For the 50 states as a whole, the new report suggests a sign of encouragement could be found over the years that were studied. The states, as a group, showed “steady increases in their annual grades,” according to the report, which also includes a special section on the measures that states have implemented in response to the economic downturn triggered by the ongoing coronavirus pandemic.
“The report analyzes the budgetary foundation states laid in the five years prior to the pandemic, which directly impacted how well-equipped states were to deal with the fiscal crisis of 2020,” said William Glasgall, the group’s senior vice president and director of state and local initiatives.
Not a single A grade
For its part, New Jersey did not receive an A grades in any of the categories the group evaluated during any of the five years reviewed.
And in the category of legacy costs — which includes things like pension funding — New Jersey received a of D- grade over all five years. Since the group does not issue F grades, a D- is the lowest possible grade a state could get.
Murphy, a first-term Democrat, announced last month that his administration is planning to cover the total cost of making a full state pension contribution during the state’s 2022 fiscal year, which begins on July 1. If Murphy follows through on that promise, it would be the first full pension contribution made by state government since 1996.
The proposed full payment would also set the stage for New Jersey to begin following one of the core policy recommendations listed in the new report’s conclusion. It says states should “consistently make contributions that actuaries recommend for public employee pension and retiree health care benefits.”
Murphy’s budget plan for the 2022 fiscal year would see the state support more than 10% of its proposed annual spending with nonrecurring, or “one-shot,” sources of revenue.

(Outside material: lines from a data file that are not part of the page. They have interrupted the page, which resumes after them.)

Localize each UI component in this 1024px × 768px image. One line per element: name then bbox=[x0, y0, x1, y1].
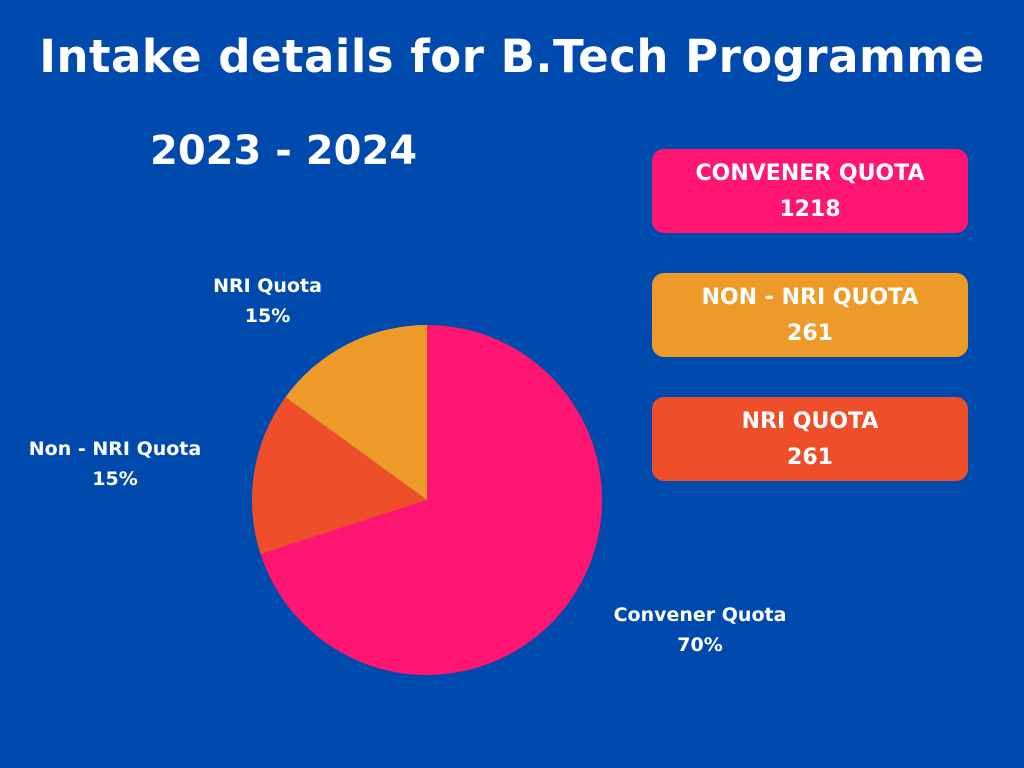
slice-label-text: Convener Quota bbox=[613, 604, 787, 626]
legend-value: 1218 bbox=[779, 197, 841, 222]
slice-percent: 15% bbox=[92, 468, 138, 490]
slice-percent: 70% bbox=[677, 634, 723, 656]
legend-label: NON - NRI QUOTA bbox=[701, 285, 919, 310]
legend-label: NRI QUOTA bbox=[741, 409, 879, 434]
legend-label: CONVENER QUOTA bbox=[695, 161, 925, 186]
slice-label-text: Non - NRI Quota bbox=[28, 438, 202, 460]
chart-title: Intake details for B.Tech Programme bbox=[39, 30, 985, 83]
slice-percent: 15% bbox=[244, 305, 291, 327]
legend-box-non-nri: NON - NRI QUOTA 261 bbox=[652, 273, 968, 357]
pie-slice-convener-quota bbox=[260, 324, 602, 675]
pie-slice-nri-quota bbox=[285, 325, 427, 500]
legend-value: 261 bbox=[787, 321, 833, 346]
pie-slice-non-nri-quota bbox=[252, 397, 427, 555]
legend-box-convener: CONVENER QUOTA 1218 bbox=[652, 149, 968, 233]
slice-label-text: NRI Quota bbox=[213, 275, 322, 297]
slice-label-convener: Convener Quota 70% bbox=[595, 600, 805, 660]
legend-value: 261 bbox=[787, 445, 833, 470]
chart-subtitle: 2023 - 2024 bbox=[150, 128, 418, 174]
legend-box-nri: NRI QUOTA 261 bbox=[652, 397, 968, 481]
slice-label-non-nri: Non - NRI Quota 15% bbox=[15, 434, 215, 494]
slice-label-nri: NRI Quota 15% bbox=[195, 271, 340, 331]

Murphy’s spending plan would also continue to divert some funding from its intended purposes, such as by transferring $82 million from the state’s Clean Energy Fund to New Jersey Transit.
New Jersey’s grades
Those same kinds of practices and others that were followed between 2015 and 2019 earned New Jersey a D grade from the Volcker Alliance in the category of budget maneuvers in all but one of the years that were studied.
“To avoid creating long-term structural deficits that burden future budgets, states should pay for expenditures with recurring revenues earned the same year,” the new report recommends. In the category of budget forecasting, New Jersey also consistently was given D grades. The state was flagged in the review for not doing multiyear forecasting either for expenditures or revenues, and for not following a consensus revenue forecasting model as many other states do.

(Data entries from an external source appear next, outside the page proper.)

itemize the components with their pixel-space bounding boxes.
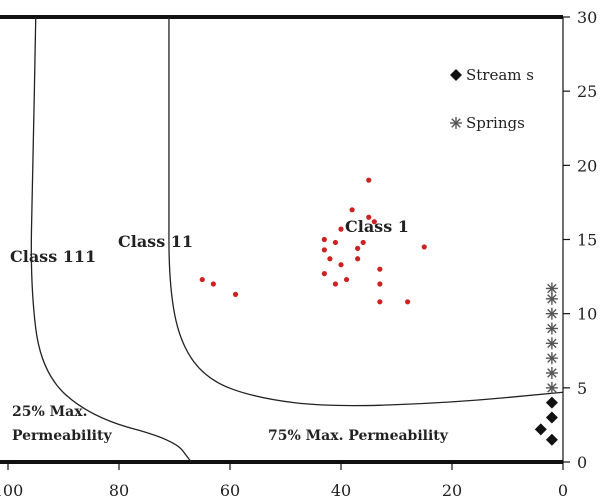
spring-point xyxy=(545,322,558,335)
boundary-curve xyxy=(30,16,192,463)
sample-point xyxy=(199,276,205,283)
boundary-curves xyxy=(30,16,564,463)
spring-point xyxy=(545,381,558,394)
x-tick-label: 40 xyxy=(331,481,351,500)
y-tick-label: 15 xyxy=(577,231,597,250)
spring-point xyxy=(545,292,558,305)
spring-stroke xyxy=(547,294,557,304)
spring-stroke xyxy=(547,338,557,349)
sample-point xyxy=(377,281,383,287)
sample-point xyxy=(366,177,372,183)
annotation-25-percent-line2: Permeability xyxy=(12,428,112,444)
sample-point xyxy=(332,239,339,246)
sample-point xyxy=(338,226,344,232)
stream-point xyxy=(545,411,558,424)
y-tick-label: 10 xyxy=(577,305,597,324)
sample-point xyxy=(366,214,372,220)
sample-point xyxy=(338,262,344,268)
sample-point xyxy=(421,244,427,250)
region-label: Class 111 xyxy=(10,247,96,266)
sample-point xyxy=(232,291,239,297)
x-tick-label: 100 xyxy=(0,481,23,500)
spring-point xyxy=(545,337,558,350)
spring-stroke xyxy=(547,283,557,294)
sample-point xyxy=(321,271,327,277)
spring-point xyxy=(545,307,558,320)
spring-stroke xyxy=(547,353,557,363)
sample-point xyxy=(355,245,361,251)
boundary-curve xyxy=(168,17,564,407)
spring-point xyxy=(450,117,462,129)
x-tick-label: 60 xyxy=(220,481,240,500)
y-tick-label: 20 xyxy=(577,156,597,175)
spring-stroke xyxy=(547,323,557,334)
sample-point xyxy=(405,299,411,305)
stream-point xyxy=(545,433,558,446)
sample-point xyxy=(210,281,216,287)
y-tick-label: 30 xyxy=(577,8,597,27)
annotation-25-percent: 25% Max. xyxy=(12,404,87,420)
x-tick-label: 20 xyxy=(442,481,462,500)
spring-stroke xyxy=(451,118,461,128)
region-labels: Class 111 Class 11 Class 1 25% Max. Permeabi… xyxy=(10,217,449,444)
spring-stroke xyxy=(547,383,557,393)
sample-point xyxy=(321,236,327,243)
spring-point xyxy=(545,367,558,379)
sample-point xyxy=(360,239,366,246)
data-points xyxy=(199,177,558,446)
sample-point xyxy=(332,281,339,287)
sample-point xyxy=(355,256,361,262)
stream-point xyxy=(534,423,547,436)
spring-point xyxy=(545,282,558,295)
x-tick-label: 80 xyxy=(109,481,129,500)
sample-point xyxy=(327,256,333,262)
y-tick-label: 25 xyxy=(577,82,597,101)
spring-stroke xyxy=(547,308,557,319)
stream-point xyxy=(450,69,462,81)
region-label: Class 1 xyxy=(345,217,409,236)
sample-point xyxy=(349,207,355,213)
x-tick-label: 0 xyxy=(558,481,568,500)
sample-point xyxy=(377,299,383,305)
sample-point xyxy=(377,266,383,272)
spring-point xyxy=(545,352,558,365)
y-axis-ticks: 0 5 10 15 20 25 30 xyxy=(563,8,597,472)
legend-label: Stream s xyxy=(466,66,534,84)
legend: Stream s Springs xyxy=(450,66,534,132)
spring-stroke xyxy=(547,368,557,378)
y-tick-label: 0 xyxy=(577,453,587,472)
annotation-75-percent: 75% Max. Permeability xyxy=(268,428,449,444)
sample-point xyxy=(371,219,377,225)
x-axis-ticks: 100 80 60 40 20 0 xyxy=(0,462,568,500)
stream-point xyxy=(545,396,558,409)
sample-point xyxy=(321,247,327,253)
sample-point xyxy=(343,276,350,283)
legend-label: Springs xyxy=(466,114,525,132)
y-tick-label: 5 xyxy=(577,379,587,398)
region-label: Class 11 xyxy=(118,232,193,251)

Senate President Steve Sweeney (D-Gloucester) and other lawmakers have introduced legislation in recent years that sought to reform New Jersey’s revenue-forecasting procedures, which currently are heavily dominated by the executive branch. But the Murphy administration has yet to embrace those proposals. .
Last year, it was a forecast generated by the executive branch, since revised, that laid the foundation for nearly $4 billion in COVID-19 emergency borrowing that taxpayers will be paying off with interest over the next decade. Under New Jersey’s current revenue forecasting process, a more sanguine forecast produced by the nonpartisan Office of Legislative Services last year was only advisory in nature and was largely ignored by the administration.
A better way to budget?
“States should adopt binding consensus estimates for revenues and make predictions about both revenues and expenditures for more than the next fiscal year,” according to the report.
“A one-year estimate does little to reveal structural deficits that may burden subsequent budgets,” it continues.
New Jersey maintained B grades in the categories of reserve funds and transparency throughout the five years studied by the Volcker Alliance, including for maintaining a positive reserve fund balance and for putting detailed information online about the state budget and debt.
The nearly $45 billion budget Murphy has proposed for fiscal year 2022 calls for spending down about $4 billion in budget reserves as a one-time source of revenue, but it would also carry more than $2 billion in surplus into fiscal year 2023.